To give us an idea: Spain already invoices 24.2% of all pork in the EU and is the third world producer behind the US and China.
How is it possible?
The question is timely. After all, the sector is growing against the tide. Not only because of the plague, nor because of the conflicts between Europe and China; but because the collapse in prices and the general retreat would have advised taking a more conservative line.
However, the explanation is simpler than it seems: what is sold as an industrial success hides a history of extreme foreign dependence, health fragility and an environmental problem that the country refuses to solve.

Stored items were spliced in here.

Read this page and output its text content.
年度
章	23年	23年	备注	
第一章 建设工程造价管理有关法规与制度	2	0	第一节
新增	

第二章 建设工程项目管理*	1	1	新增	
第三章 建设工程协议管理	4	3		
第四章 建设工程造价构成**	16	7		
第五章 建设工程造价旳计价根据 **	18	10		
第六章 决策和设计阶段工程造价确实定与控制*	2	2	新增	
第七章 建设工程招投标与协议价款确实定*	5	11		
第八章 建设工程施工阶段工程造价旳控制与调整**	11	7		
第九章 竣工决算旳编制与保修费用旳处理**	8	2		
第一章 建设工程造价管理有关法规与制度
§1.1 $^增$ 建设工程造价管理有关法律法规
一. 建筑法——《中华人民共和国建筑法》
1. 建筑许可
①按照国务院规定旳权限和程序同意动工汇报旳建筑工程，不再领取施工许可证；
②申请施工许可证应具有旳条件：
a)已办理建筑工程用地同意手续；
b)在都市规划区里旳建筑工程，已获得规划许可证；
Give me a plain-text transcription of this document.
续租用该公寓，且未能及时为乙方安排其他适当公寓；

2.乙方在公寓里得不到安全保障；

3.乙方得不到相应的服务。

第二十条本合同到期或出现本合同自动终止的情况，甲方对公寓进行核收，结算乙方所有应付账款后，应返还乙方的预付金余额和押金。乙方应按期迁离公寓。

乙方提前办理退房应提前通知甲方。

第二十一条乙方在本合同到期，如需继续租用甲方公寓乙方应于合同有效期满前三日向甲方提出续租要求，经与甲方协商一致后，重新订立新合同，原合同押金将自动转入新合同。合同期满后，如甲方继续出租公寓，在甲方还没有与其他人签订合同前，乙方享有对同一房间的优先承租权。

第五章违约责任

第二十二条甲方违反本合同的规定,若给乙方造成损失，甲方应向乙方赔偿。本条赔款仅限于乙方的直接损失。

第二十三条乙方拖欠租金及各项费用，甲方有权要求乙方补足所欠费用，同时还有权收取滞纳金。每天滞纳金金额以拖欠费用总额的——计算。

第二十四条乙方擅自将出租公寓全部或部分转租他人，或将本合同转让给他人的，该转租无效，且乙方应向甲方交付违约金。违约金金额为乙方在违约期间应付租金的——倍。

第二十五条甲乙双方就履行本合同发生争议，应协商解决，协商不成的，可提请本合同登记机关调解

But let’s go in parts. December 16, 2025, China increased its final tariffs on European pork from 4.9% to 19.8% for five years. It is true that Iberian ham and sausages were left out and that for many Spanish companies the average tariff was 9.8%, but the blow was forceful. Above all, because (although apparently all this was part of the electric car wars) the problem is structural: China imports less and less because it produces more and more.
To this we must add that a little earlier, on November 28, 2025, the Ministry of Agriculture had confirmed the first two positives for African swine fever in wild boars, unleashing a problem that made headlines for weeks (and has still not been resolved).
And from this storm that threatened to break everything, the only thing that has reached the consumer is that pork is the animal protein that has become the least expensive during 2025.
Because? Well, because the crisis has been metabolized, driving the concentration of the sector: today, the ten largest companies market today 65% of national meat (compared to 52% ten years ago). We have lost 32% of small farms; but the big ones have more and more power.
Something that also explains why the country is about to a very serious European sanction for not complying with the nitrates directive. In the end the question is not “how is it possible that the most efficient and best armored sector in Europe is simultaneously on the verge of a collapse of margins and with major water pollution problems?”; The point is that Spain produces more pigs than ever precisely for those reasons.